"We are only driving him crazy," said the Doctor aside, "and I doubt if it is much good. I saw the wheel pass right over the chest. Let him be----"

"But it seems so cruel, so unchristian," protested the Parson.

The Doctor smiled oddly.

"That doesn't alter the fact. You're no good here; no more am I. Here, you chuprassie! Run like the devil to the dispensary, and tell Faiz Khân he's wanted. If he is out, one of the Mahomedan dressers--a Mahomedan, mind you--and he is to report to me. Come along, Parson. The kindest thing we can do is to go away. It's humiliating, but true."

Apparently it was so, for a sort of passive resignation came to the straining arms as the dark faces crowded round once more with plain, unhesitating, unvarnished comments.

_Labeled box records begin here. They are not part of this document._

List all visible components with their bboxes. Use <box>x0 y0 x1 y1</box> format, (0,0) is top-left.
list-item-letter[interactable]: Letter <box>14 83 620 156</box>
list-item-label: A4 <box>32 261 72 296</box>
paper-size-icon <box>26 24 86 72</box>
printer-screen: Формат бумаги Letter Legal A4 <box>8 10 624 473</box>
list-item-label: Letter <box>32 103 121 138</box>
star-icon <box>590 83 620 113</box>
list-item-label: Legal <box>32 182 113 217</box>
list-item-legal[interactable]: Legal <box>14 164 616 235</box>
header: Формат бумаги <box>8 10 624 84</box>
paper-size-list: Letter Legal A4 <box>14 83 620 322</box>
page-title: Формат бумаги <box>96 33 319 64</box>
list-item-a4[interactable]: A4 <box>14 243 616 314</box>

"Lo! he is dead for sure. Well, it is the Lord's will, and he hath found freedom. See you, he wanted his flower, the foolish one."

"'Twas the horses did it," said another. "They are evil-begotten beasts. Rujjub hath said so often."

"Ai! burri'bât! All things are ill-begotten to one ill-begot, and Rujjub's beasts know he stints their stomachs-full," put in a third. "When I drove them in Tytler sahib's stable they were true born (i.e. gentle) as the sahib was himself. Then he took pension and went home to Wilâyet, and I have a new master who only keeps a phitton (phaeton). It is undignified; but, there, 'tis fate, nought else."

But Deen Mahomed, sitting with the dead child in his arms, was not thinking of Rujjub or his horses, of phittons or barouches, not even of chariots of fire--in a way not even of Rahmut himself--but simply of a tract and a child's tears--those last tears which were to be a last memory for ever and ever. Yet even this thought brought no definite emotion, only a dull wonder why such things should be. A wonder so vague, so dull that when Faiz Deen arrived to give the verdict of death, the old man, yielding readily to the inevitable, echoed the truism that it was God's will.

What else, indeed, could it be to the fierce old fanatic with his creed of kismet?